In this case , Madya Pradesh High Court held that services of notices by post and in person not established. Minutes of the meeting in statutory form not produced. Company failed to discharge its onus regarding of services notice. CLB refused to accept the certificate of posting as proof of service of notice on the footing that collateral evidences like dispatch register, register showing payment of postage stamps, accounts books etc were not produced. Hence, CLB held that removal of director under section 284 (1) (g) was not valid. CLB decision was appealed in the High Court by the appellant. High Court held that mere filing of postal certificates would not corroborate service of notice. There should be adequate proof for posting of letter, affixation of stamps etc. High Court also cited the Madhusoodhanam M.S v  Kerala Kamudi P Ltd [2003] where it was held that presumption could be drawn to hold that postal certificate were the proof for dispatching the notices to the respondent. Evidence should be legal, cogent and admissible one. Further, the affidavit filed by the employee of the company to demonstrate personal services of notices lacked specific particulars and details. Even in cases where the respondent was involved in some criminal cases or was absconding or on the grounds that he was not available to civil society, proper service of notice to the respondent should be made by the company.

Hence, If you want to remove a director under section 284 (1) (g), you have to take all precautionary measures as enumerated in the above case.

Monday, October 4, 2010

Can Single Director present in India sign the B/S on behalf of the company?

Query : A company has two director and one director being in India and other in foreign nation. Can a Single Director sign the B/S and P& L account through a validly convened board meeting ?


Even if a single director in India signs the B/S and P&L account and makes a statement in this regard as per requirement of section 215 (2) .
Save as provided by sub-section (2), every balance sheet and every profit and loss account of a company shall be signed on behalf of the Board of directors-

in the case of banking company, by the persons specified in clause (a) or clause (b), as the case may be, of sub-section (2) of section 29 of the Banking Companies Act, 1949 (10 of 1949);

(ii) manager or secretary, if any, and by not less than two directors of the company one of whom shall be a managing director where there is one.

(2) In the case of a company not being a banking company, when only one of its directors is for the time being in India, the balance sheet and the profit and loss account shall be signed by such director; but in such a case there shall be attached to the balance sheet and the profit and loss account a statement signed by him explaining the reason for non-compliance with the provisions of sub-section .

(3) The balance sheet and the profit and loss account shall be approved by the Board of directors before they are signed on behalf of the Board in accordance with the provisions of this section and before they are submitted to the auditors for their report thereon.

From the above mentioned provisions it is clear that one director in India can sign the B/S and P/L Account.


However , section 215 (3) requires even before signing B/S and P& L account , the same has to be approved by the Board.
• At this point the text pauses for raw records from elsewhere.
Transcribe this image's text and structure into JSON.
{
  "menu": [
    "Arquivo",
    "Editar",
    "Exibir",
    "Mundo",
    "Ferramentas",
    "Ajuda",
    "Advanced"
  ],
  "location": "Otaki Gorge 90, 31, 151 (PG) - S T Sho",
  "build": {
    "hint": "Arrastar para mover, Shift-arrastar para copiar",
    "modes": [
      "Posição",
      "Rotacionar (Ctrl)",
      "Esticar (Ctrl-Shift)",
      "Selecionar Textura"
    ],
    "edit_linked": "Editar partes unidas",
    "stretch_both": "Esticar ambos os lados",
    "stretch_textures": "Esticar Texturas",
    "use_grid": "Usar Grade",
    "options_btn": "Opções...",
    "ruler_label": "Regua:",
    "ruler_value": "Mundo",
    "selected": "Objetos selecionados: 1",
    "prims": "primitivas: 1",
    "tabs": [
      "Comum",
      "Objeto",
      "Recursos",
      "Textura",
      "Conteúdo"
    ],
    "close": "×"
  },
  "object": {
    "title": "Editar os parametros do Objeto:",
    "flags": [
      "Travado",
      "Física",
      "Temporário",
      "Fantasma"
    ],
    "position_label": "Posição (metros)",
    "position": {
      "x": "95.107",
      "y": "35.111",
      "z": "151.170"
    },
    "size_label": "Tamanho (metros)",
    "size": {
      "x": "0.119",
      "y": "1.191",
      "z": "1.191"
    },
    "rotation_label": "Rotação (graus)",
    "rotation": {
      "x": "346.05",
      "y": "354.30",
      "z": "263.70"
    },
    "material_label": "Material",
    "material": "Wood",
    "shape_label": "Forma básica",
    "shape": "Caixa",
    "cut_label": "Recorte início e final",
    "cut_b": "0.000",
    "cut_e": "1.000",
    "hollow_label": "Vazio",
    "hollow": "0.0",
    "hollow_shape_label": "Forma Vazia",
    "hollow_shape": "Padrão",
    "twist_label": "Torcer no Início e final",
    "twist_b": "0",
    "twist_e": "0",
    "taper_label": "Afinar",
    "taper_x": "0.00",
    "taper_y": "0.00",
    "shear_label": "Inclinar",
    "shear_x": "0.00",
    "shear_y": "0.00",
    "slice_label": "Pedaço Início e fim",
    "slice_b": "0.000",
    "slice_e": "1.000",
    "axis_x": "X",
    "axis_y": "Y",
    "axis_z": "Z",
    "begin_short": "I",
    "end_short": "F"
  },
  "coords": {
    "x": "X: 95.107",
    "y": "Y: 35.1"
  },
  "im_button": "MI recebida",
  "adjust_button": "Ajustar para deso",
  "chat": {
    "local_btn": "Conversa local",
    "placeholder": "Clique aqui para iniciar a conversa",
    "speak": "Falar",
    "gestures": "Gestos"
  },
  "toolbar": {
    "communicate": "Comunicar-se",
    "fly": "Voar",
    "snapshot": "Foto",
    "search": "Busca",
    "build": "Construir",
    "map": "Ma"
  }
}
2) stipulates that the quorum for a meeting of the Board of directors of a company shall be one-third of its total strength (any fraction contained in that one-third being rounded off as one), or two directors, whichever is higher : ( minimum and articles may prescribe more) .

With only one director in India , a valid board meeting cannot be convened under section 287(2) of the Companies Act 1956. Hence , it is suggested an alternate director has to be appointed and this will take care of the requirement of section 287(2) of the Companies Act .

A valid board meeting can be convened with the alternate director and B/S and P&L can be ratified in such meeting .Then , B/S and P&L can be signed by a single director as stated in the section 215 or two directors can sign ( including the alternate director) the same.

This could be the possible solution to the issue.